For instance, take the labeled graph $G=(V,E)$, where $V=\{A,B,C,D\}$ and $E=\{\{A,B\},\{B,C\},\{B,D\},\{C,D\}\}$. Suppose I want to store this in a computer but without assigning labels to the vertex set, so I am merely storing the structure of the graph.
I know the degree sequence of $G$ is $D=(3,2,2,1)$. From here, I can create an multiset of 2-sets of $D$ that corresponds the edges in $G$: $E'=\{\{1,3\},\{2,3\},\{2,3\},\{2,2\}\}$. Note every 2-set in $E'$ is an edge in $G$, but written in terms of the degrees of the adjacent vertices, rather than the indices of the adjacent vertices. In other words $\{u,v\} \in E \iff \{\deg u, \deg v\} \in E'$.
It is clear any graph isomorphic to $G$ will have this same $E'$.
Is it true that every unlabeled graph will have a unique $(D,E')$?
Is this a way to uniquely characterize every unlabeled graph? If not, am I missing something?
Best Answer
This approach will not work: in particular, any two $k$-regular $n$-vertex graphs will have the same multiset with $\{k,k\}$ occurring $\frac{kn}{2}$ times. The complete bipartite graph $K_{3,3}$ and the skeleton of a triangular prism are both $3$-regular graphs on $6$ vertices; these are just one of many pairs of graphs you will not be able to distinguish.

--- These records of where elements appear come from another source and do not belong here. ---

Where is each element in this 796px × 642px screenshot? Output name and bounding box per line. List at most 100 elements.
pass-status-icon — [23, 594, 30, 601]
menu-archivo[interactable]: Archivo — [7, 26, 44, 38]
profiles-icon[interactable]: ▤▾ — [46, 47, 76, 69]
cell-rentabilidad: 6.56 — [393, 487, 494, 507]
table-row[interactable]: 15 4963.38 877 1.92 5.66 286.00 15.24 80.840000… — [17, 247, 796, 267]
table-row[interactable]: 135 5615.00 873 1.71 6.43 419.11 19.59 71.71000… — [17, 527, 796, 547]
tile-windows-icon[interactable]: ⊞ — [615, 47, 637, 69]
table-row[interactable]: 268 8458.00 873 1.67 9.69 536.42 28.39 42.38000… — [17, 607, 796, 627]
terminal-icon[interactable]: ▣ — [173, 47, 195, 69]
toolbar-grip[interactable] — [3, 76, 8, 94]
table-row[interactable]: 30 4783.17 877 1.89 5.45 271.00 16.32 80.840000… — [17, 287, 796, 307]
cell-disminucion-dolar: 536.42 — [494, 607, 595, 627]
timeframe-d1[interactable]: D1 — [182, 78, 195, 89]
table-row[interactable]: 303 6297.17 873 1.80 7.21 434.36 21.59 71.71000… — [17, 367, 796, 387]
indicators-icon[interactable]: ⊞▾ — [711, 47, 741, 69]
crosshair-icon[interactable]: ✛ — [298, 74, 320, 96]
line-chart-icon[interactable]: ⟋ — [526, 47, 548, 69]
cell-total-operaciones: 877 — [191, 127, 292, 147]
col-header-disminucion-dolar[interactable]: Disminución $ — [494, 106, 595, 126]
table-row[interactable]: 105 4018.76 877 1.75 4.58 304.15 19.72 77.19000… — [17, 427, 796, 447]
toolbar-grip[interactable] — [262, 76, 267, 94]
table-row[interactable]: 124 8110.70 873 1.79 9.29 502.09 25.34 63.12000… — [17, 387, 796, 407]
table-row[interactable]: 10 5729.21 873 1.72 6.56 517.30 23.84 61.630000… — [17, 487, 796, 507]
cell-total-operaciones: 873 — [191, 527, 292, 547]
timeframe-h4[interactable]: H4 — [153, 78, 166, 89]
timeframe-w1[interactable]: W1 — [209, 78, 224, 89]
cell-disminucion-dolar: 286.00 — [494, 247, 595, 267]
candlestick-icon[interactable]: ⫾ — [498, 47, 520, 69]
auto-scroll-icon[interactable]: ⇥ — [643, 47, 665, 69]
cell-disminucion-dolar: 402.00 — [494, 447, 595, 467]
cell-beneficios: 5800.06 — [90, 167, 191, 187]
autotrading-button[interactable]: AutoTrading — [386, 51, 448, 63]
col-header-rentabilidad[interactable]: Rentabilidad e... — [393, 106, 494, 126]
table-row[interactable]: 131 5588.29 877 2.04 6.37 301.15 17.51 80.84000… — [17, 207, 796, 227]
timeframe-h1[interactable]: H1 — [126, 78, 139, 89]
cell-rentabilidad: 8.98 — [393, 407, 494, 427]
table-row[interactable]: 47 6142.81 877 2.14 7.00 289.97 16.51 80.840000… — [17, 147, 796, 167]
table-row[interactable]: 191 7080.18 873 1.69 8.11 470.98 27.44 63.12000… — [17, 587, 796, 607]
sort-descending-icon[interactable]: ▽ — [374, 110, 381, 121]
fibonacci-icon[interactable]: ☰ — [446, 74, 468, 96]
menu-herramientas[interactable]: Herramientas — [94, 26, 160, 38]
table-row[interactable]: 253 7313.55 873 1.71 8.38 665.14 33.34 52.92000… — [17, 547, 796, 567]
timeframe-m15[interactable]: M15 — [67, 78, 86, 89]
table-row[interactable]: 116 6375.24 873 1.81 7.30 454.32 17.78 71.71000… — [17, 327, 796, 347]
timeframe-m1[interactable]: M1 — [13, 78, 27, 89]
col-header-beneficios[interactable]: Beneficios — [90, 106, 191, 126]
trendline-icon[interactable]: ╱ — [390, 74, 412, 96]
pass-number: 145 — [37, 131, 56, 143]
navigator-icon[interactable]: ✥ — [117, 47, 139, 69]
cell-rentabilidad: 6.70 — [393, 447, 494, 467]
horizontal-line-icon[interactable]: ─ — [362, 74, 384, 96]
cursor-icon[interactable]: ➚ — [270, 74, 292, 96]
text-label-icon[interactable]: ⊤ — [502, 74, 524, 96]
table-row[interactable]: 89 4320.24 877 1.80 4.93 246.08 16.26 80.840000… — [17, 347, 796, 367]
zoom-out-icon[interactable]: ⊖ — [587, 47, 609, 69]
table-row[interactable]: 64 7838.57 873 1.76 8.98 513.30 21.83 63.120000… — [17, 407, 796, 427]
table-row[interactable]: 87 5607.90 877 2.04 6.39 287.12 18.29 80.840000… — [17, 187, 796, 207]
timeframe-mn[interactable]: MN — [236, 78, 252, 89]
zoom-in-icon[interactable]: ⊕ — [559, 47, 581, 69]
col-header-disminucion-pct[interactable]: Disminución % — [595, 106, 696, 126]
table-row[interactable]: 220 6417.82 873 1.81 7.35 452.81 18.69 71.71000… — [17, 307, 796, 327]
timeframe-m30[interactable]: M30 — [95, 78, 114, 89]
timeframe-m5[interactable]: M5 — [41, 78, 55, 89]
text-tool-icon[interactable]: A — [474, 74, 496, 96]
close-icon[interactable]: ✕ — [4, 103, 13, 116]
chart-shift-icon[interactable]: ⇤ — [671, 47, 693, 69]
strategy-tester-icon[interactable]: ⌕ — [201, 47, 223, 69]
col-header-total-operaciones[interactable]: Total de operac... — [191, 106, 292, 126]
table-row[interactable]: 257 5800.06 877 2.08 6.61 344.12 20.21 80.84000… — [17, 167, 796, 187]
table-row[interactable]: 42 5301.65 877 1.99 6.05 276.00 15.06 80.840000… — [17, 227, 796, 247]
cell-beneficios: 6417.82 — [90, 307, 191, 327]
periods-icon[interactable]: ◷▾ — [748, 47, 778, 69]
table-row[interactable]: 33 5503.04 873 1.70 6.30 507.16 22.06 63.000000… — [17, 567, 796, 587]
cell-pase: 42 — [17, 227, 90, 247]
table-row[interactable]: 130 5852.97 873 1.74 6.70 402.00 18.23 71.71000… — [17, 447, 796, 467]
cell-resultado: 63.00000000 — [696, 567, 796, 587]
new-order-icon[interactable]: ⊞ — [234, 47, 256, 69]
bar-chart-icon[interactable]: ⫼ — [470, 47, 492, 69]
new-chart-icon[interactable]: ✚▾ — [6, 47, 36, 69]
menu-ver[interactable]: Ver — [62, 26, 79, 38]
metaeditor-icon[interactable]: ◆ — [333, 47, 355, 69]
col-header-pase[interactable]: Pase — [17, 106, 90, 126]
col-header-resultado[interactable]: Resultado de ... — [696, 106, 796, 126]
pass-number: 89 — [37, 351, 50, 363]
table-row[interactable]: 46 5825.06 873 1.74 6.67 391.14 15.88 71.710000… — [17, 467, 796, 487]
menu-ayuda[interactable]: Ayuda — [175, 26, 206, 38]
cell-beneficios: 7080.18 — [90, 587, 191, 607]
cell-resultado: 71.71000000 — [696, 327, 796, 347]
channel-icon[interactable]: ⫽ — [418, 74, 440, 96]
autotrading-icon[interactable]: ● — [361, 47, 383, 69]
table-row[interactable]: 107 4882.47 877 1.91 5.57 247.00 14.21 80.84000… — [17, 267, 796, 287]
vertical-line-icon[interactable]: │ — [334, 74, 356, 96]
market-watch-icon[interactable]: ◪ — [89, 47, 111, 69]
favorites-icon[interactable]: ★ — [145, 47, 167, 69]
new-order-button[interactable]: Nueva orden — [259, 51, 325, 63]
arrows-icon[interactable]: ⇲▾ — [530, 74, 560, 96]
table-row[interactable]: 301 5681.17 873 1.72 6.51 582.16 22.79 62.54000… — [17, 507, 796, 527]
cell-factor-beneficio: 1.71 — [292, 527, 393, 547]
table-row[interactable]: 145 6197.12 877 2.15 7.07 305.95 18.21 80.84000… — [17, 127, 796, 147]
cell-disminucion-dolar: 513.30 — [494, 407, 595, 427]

In general, if you were hoping for an easy way to do this, you're out of luck, because it would correspond to an easy way to check if two graphs are isomorphic. (We don't currently know of a polynomial-time algorithm to do this.)
If you are looking for a way to do this with software, a graph isomorphism tool such as bliss or nauty can generate a "canonical labeling" for a graph, which will be the same for two isomorphic graphs.